I've just watched the card reveal video (good job, guys! Everyone else, go watch it!) and was about to post about this card as well.
I've reached a different conclusion, keejchen.
My reading is that if this creature (The Embalmed) is made into an Eternal Servant, then it is the vanilla 'The Embalmed' card that is reanimated following destruction, and each time it is so reanimated it needs to take a fresh discarded creature to copy. That is, the first copied creature is not a permanent form.
I base this conclusion on the interaction of the following three excerpts of rules:
1) The 'The Embalmed' card says: "When Summoning The Embalmed, remove a non-Epic living creature from any discard pile from the game. This creature [The Embalmed] becomes a copy of the removed creature, gaining The Embalmed's traits and subtypes."
2) Eternal Servant says "should the servant be destroyed, the Necromancer may Reanimate it"

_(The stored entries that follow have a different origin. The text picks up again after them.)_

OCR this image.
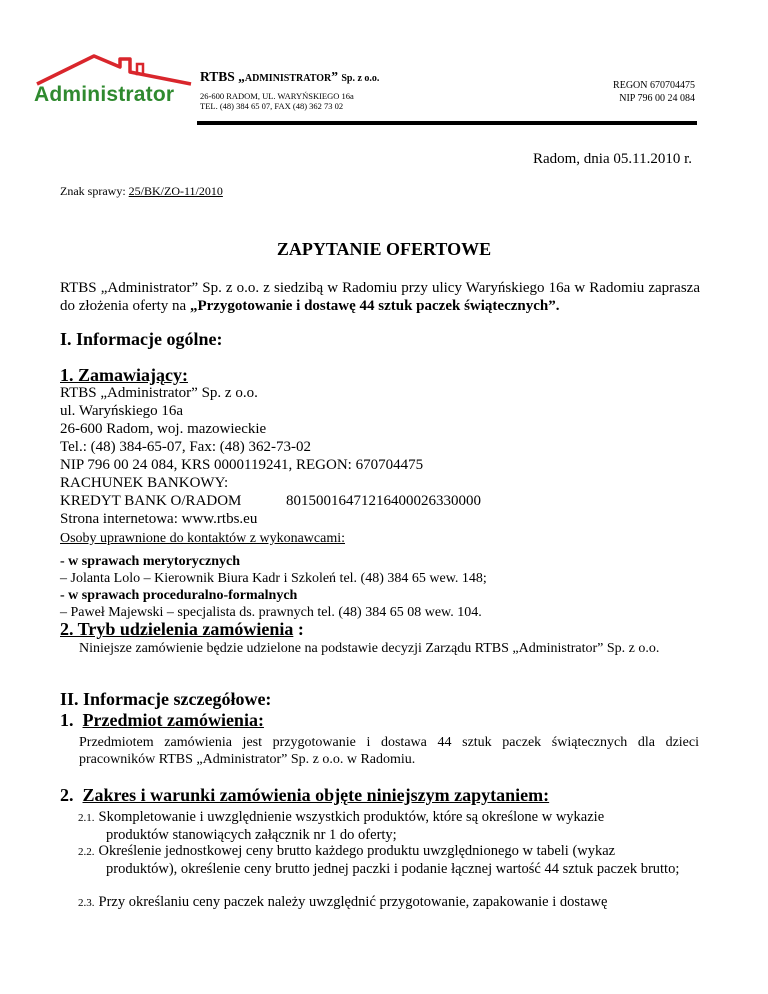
Administrator
RTBS „ADMINISTRATOR” Sp. z o.o.
26-600 RADOM, UL. WARYŃSKIEGO 16a
TEL. (48) 384 65 07, FAX (48) 362 73 02
REGON 670704475
NIP 796 00 24 084
Radom, dnia 05.11.2010 r.
Znak sprawy: 25/BK/ZO-11/2010
ZAPYTANIE OFERTOWE
RTBS „Administrator” Sp. z o.o. z siedzibą w Radomiu przy ulicy Waryńskiego 16a w Radomiu zaprasza do złożenia oferty na „Przygotowanie i dostawę 44 sztuk paczek świątecznych”.
I. Informacje ogólne:
1. Zamawiający:
RTBS „Administrator” Sp. z o.o.
ul. Waryńskiego 16a
26-600 Radom, woj. mazowieckie
Tel.: (48) 384-65-07, Fax: (48) 362-73-02
NIP 796 00 24 084, KRS 0000119241, REGON: 670704475
RACHUNEK BANKOWY:
KREDYT BANK O/RADOM	80150016471216400026330000
Strona internetowa: www.rtbs.eu
Osoby uprawnione do kontaktów z wykonawcami:
- w sprawach merytorycznych
– Jolanta Lolo – Kierownik Biura Kadr i Szkoleń tel. (48) 384 65 wew. 148;
- w sprawach proceduralno-formalnych
– Paweł Majewski – specjalista ds. prawnych tel. (48) 384 65 08 wew. 104.
2. Tryb udzielenia zamówienia :
Niniejsze zamówienie będzie udzielone na podstawie decyzji Zarządu RTBS „Administrator” Sp. z o.o.
II. Informacje szczegółowe:
1. Przedmiot zamówienia:
Przedmiotem zamówienia jest przygotowanie i dostawa 44 sztuk paczek świątecznych dla dzieci pracowników RTBS „Administrator” Sp. z o.o. w Radomiu.
2. Zakres i warunki zamówienia objęte niniejszym zapytaniem:
2.1. Skompletowanie i uwzględnienie wszystkich produktów, które są określone w wykazie
produktów stanowiących załącznik nr 1 do oferty;
2.2. Określenie jednostkowej ceny brutto każdego produktu uwzględnionego w tabeli (wykaz
produktów), określenie ceny brutto jednej paczki i podanie łącznej wartość 44 sztuk paczek brutto;
2.3. Przy określaniu ceny paczek należy uwzględnić przygotowanie, zapakowanie i dostawę
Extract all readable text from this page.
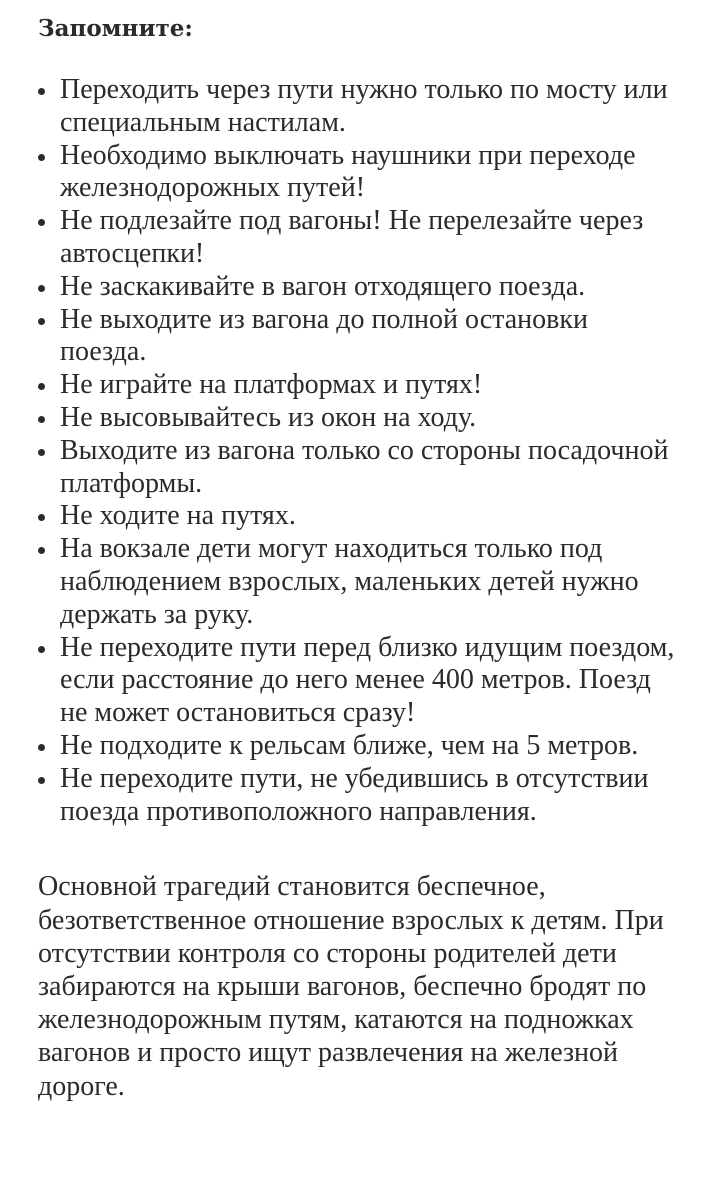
Запомните:
Переходить через пути нужно только по мосту или специальным настилам.
Необходимо выключать наушники при переходе железнодорожных путей!
Не подлезайте под вагоны! Не перелезайте через автосцепки!
Не заскакивайте в вагон отходящего поезда.
Не выходите из вагона до полной остановки поезда.
Не играйте на платформах и путях!
Не высовывайтесь из окон на ходу.
Выходите из вагона только со стороны посадочной платформы.
Не ходите на путях.
На вокзале дети могут находиться только под наблюдением взрослых, маленьких детей нужно держать за руку.
Не переходите пути перед близко идущим поездом, если расстояние до него менее 400 метров. Поезд не может остановиться сразу!
Не подходите к рельсам ближе, чем на 5 метров.
Не переходите пути, не убедившись в отсутствии поезда противоположного направления.

Основной трагедий становится беспечное, безответственное отношение взрослых к детям. При отсутствии контроля со стороны родителей дети забираются на крыши вагонов, беспечно бродят по железнодорожным путям, катаются на подножках вагонов и просто ищут развлечения на железной дороге.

3) Reanimate says: "at the end of the round the creature is Summoned into play."
So if Reanimate Summons a creature into play, and if the 'The Embalmed' has to copy a discarded creature each time it is Summoned, then each Eternal Servant use has to utilise a fresh body from a discard pile, and the Necromancer needs to pay 2+the casting cost of the dead creature as the casting cost of the Eternal Servant.
To use keejchen's example:
The 'The Embalmed' comes into play. The Necromancer chooses to have it copy a dead Feral Bobcat, spending (2+5=) 7 mana to do so, and makes it his Eternal Servant. Later in the game the 'The Embalmed' is destroyed. The Necromancer chooses to bring his Eternal Servant back, reanimating 'The Embalmed'. At the end of the round the 'The Embalmed' is Summoned back to the arena. Part of this Summoning process requires the removal from the game of a discarded living creature, so the Necromancer looks through his opponent's discard pile and finds a Timber Wolf he killed earlier. He decides that his newly Summoned 'The Embalmed' will take the form of that Timber Wolf, so he pays the casting cost of the 'The Embalmed', which in this case is (2+9=) 11 mana. His Eternal Servant now functions as a Timber Wolf with Undead and Mummy traits.
Confused?
If so, perhaps it might be appropriate to think of 'The Embalmed' as some form of spirit that animates corpses, rather than as a physically chemically treated corpse.
TL/DR: Each time an Eternal Servant is brought back into play it is a fresh Summoning, and every time the The Embalmed is Summoned, it needs to take the form of a dead creature from a discard pile. It cannot be the same creature it copied in its initial summons, since that creature is removed from the game and is no longer in a discard pile.